Adaptive Spectral Methods for Simulation Output Analysis
by P. Heidelberger, P. D. Welch
This paper addresses two central problems in simulation methodology: the generation of confidence intervals for the steady state means of the output sequences and the sequential use of these confidence intervals to control the run length. The variance of the sample mean of a covariance stationary process is given approximately by p(0)/N, where p(f) is the spectral density at frequency f and N is the sample size. In an earlier paper we developed a method of confidence interval generation based on the estimation of p(0) through the least squares fit of a quadratic to the logarithm of the periodogram. This method was applied in a run length control procedure to a sequence of batched means. As the run length increased the batch means were rebatched into larger batch sizes so as to limit storage requirements. In this rebatching the shape of the spectral density changes, gradually becoming flat as N increases. Quadratics were chosen as a compromise between small sample bias and large sample stability.
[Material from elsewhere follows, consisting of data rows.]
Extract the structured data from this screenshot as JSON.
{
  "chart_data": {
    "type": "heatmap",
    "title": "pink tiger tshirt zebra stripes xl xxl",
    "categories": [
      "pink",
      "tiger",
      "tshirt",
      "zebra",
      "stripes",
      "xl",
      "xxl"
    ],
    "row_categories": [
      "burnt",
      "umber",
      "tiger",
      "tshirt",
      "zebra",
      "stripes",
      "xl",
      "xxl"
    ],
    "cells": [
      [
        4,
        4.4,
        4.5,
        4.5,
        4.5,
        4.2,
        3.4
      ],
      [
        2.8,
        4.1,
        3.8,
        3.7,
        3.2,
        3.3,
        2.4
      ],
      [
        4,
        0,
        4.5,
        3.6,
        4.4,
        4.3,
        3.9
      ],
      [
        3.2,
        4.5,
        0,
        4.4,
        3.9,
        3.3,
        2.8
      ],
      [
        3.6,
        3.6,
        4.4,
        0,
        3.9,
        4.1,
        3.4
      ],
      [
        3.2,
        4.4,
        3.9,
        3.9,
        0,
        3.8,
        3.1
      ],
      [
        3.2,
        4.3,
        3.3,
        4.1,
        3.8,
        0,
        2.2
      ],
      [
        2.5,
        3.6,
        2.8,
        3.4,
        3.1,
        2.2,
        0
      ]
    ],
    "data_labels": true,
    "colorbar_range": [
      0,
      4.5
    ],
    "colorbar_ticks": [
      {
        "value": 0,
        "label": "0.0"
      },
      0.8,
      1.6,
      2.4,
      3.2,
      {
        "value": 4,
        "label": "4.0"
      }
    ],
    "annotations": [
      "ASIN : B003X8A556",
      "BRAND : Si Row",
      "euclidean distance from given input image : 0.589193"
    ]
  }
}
In this paper we consider smoothing techniques which adapt to the changing spectral shape in an attempt to improve both the small and large sample behavior of the method. The techniques considered are polynomial smoothing with the degree selected sequentially using standard regression statistics, polynomial smoothing with the degree selected by cross validation, and smoothing splines with the amount of smoothing determined by cross validation. These techniques were empirically evaluated both for fixed sample sizes and when incorporated into the sequential run length control procedure. For fixed sample sizes they did not improve the small sample behavior and only marginally improved the large sample behavior when compared with the quadratic method. Their performance in the sequential procedure was unsatisfactory. Hence, the straightforward quadratic technique recommended in the earlier paper is still recommended as an effective, practical technique for simulation confidence interval generation and run length control.